Vom Auffinden des Weges

Die Nacht hat ein Gefälle bekommen. Sie steht nicht mehr wie ein stiller, tiefer Teich im nebelverhangenen Wald. Sie wartet. Ein leichter Wind durchweht sie, und bringt Bewegung in die Finsternis, als wäre sie von unsichtbaren Fäden durchzogen und irgend jemand - größerer als ich - zöge daran.
Die Gespenster haben sich um mich versammelt und wollen wissen, was der Morgen ist, und was er bedeutet. Also will ich ihnen davon erzählen. Vom Sinn will ich ihnen erzählen, der dem Sonnenjungen seine Bahn weist. Ich will ihnen erzählen, soviel ich eben weiß. Und jetzt schon ahne ich, dass sie sich damit längst nicht zufrieden geben werden. Was soll ich ihnen denn sagen, ich, der ich sowenig weiss?

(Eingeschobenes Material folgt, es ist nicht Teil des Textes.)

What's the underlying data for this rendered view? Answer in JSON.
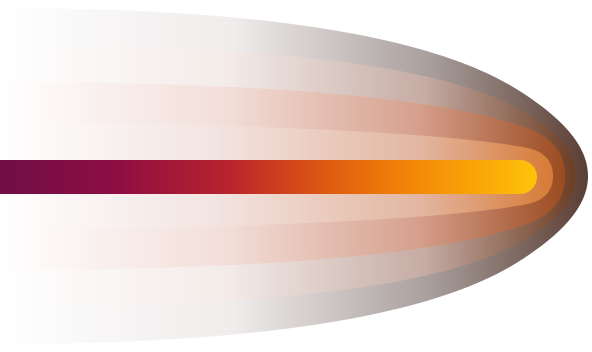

Eigentlich suche ich einen Sinn in meinem Leben, seit ich ein wenig denken kann. All die Jahrzehnte habe ich keinen gefunden. Kurzzeitig gab ich die Sinnsuche auf. Es gab nicht einen, der mich in dieser Frage unterstützte. Ich glaube, es gab nicht mal einen, der mich darin verstand, auch wenn ein paar das vorgaben. Niemand wollte mir glauben, dass ich wirklich geradlinig auf diese Frage zugehe, die offenbar nur sehr jungen Menschen und nur für eine sehr begrenzte Zeit zugestanden wird. "Er pubertiert", da war es noch in Ordnung. Dass ich mit zwanzig immer noch einen Sinn im Leben suchte, wurde mir nicht mehr verziehen. Meine Sinnsuche galt als infantil, als Weigerung, mich im Leben zu orientieren, Verantwortung zu übernehmen, hinaus ins Leben zu treten.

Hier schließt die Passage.